AUTHOR=Xu Guangjun , Xie Wenhong , Dong Changming , Gao Xiaoqian TITLE=Application of Three Deep Learning Schemes Into Oceanic Eddy Detection JOURNAL=Frontiers in Marine Science VOLUME=8 YEAR=2021 URL=https://www.frontiersin.org/journals/marine-science/articles/10.3389/fmars.2021.672334 DOI=10.3389/fmars.2021.672334 ISSN=2296-7745 ABSTRACT=

Recent years have witnessed the increase in applications of artificial intelligence (AI) into the detection of oceanic features. Oceanic eddies, ubiquitous in the global ocean, are important in the transport of materials and energy. A series of eddy detection schemes based on oceanic dynamics have been developed while the AI-based eddy identification scheme starts to be reported in literature. In the present study, to find out applicable AI-based schemes in eddy detection, three AI-based algorithms are employed in eddy detection, including the pyramid scene parsing network (PSPNet) algorithm, the DeepLabV3+ algorithm and the bilateral segmentation network (BiSeNet) algorithm.
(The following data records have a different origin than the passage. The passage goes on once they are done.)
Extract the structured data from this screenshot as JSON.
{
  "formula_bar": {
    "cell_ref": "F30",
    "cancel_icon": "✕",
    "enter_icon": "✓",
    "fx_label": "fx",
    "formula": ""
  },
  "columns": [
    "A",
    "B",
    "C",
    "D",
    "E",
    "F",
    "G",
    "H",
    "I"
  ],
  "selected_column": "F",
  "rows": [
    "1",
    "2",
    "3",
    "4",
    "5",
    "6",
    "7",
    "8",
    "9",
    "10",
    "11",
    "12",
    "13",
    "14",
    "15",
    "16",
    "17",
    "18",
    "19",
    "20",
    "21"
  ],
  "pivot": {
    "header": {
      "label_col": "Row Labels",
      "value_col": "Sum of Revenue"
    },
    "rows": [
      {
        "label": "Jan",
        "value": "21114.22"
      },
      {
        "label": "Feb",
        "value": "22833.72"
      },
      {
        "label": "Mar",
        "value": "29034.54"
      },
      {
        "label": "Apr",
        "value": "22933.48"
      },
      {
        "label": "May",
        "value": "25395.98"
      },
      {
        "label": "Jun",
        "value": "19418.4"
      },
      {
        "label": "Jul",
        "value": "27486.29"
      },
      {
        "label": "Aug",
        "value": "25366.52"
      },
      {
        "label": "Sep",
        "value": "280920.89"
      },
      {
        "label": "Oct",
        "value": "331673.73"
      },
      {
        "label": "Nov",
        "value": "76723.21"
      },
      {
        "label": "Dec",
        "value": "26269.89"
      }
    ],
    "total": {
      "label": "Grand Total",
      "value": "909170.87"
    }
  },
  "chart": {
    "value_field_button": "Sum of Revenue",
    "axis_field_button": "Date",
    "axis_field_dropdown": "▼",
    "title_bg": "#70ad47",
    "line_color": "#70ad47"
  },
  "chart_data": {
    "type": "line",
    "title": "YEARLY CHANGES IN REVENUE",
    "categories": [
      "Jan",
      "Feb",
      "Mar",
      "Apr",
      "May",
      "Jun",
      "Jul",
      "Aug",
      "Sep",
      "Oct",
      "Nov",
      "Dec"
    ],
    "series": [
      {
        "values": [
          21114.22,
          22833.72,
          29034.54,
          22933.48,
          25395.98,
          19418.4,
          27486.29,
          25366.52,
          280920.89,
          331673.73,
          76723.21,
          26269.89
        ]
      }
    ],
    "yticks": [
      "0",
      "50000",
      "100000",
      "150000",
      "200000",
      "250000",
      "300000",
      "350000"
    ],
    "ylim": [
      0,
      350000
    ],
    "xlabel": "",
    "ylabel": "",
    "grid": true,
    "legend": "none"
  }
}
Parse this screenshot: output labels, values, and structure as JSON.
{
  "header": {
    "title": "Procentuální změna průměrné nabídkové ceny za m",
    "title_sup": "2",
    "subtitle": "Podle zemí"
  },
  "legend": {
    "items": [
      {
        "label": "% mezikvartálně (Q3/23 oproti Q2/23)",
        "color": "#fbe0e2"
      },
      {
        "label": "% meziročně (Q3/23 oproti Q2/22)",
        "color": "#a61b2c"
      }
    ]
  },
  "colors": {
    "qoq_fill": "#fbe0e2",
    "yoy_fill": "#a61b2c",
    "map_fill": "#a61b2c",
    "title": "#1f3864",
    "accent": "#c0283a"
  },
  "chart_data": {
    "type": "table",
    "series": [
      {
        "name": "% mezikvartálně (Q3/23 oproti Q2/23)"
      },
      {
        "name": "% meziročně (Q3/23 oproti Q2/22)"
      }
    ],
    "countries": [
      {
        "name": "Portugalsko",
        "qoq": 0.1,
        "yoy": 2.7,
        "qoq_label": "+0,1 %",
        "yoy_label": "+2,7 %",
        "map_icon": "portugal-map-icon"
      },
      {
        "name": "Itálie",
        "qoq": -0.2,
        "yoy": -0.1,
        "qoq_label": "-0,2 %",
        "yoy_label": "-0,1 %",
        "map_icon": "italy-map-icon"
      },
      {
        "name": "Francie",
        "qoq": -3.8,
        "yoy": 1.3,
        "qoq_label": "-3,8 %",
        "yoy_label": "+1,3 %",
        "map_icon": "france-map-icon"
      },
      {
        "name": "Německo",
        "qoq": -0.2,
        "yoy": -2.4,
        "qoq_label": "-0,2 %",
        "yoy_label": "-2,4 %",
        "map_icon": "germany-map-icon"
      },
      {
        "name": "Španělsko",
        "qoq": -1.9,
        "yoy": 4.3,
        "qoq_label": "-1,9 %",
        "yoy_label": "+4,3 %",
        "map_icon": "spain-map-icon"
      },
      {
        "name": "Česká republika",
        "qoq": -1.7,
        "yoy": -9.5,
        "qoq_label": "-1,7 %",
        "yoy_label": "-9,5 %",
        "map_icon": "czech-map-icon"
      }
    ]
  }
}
To justify the AI-based eddy detection schemes, the results are compared with one dynamic-based eddy detection method. It is found that more eddies are identified using the three AI-based methods. The three methods’ results are compared in terms of the numbers, sizes and lifetimes of detected eddies. In terms of eddy numbers, the PSPNet algorithm identifies the largest number of ocean eddies among the three AI-based methods. In terms of eddy sizes, the BiSeNet can find more large-scale eddies than the two other methods, because the Spatial Path is introduced into the algorithm to avoid destroying the eddy edge information. Regarding eddy lifetimes, the DeepLabV3+ cannot track longer lifetimes of ocean eddies.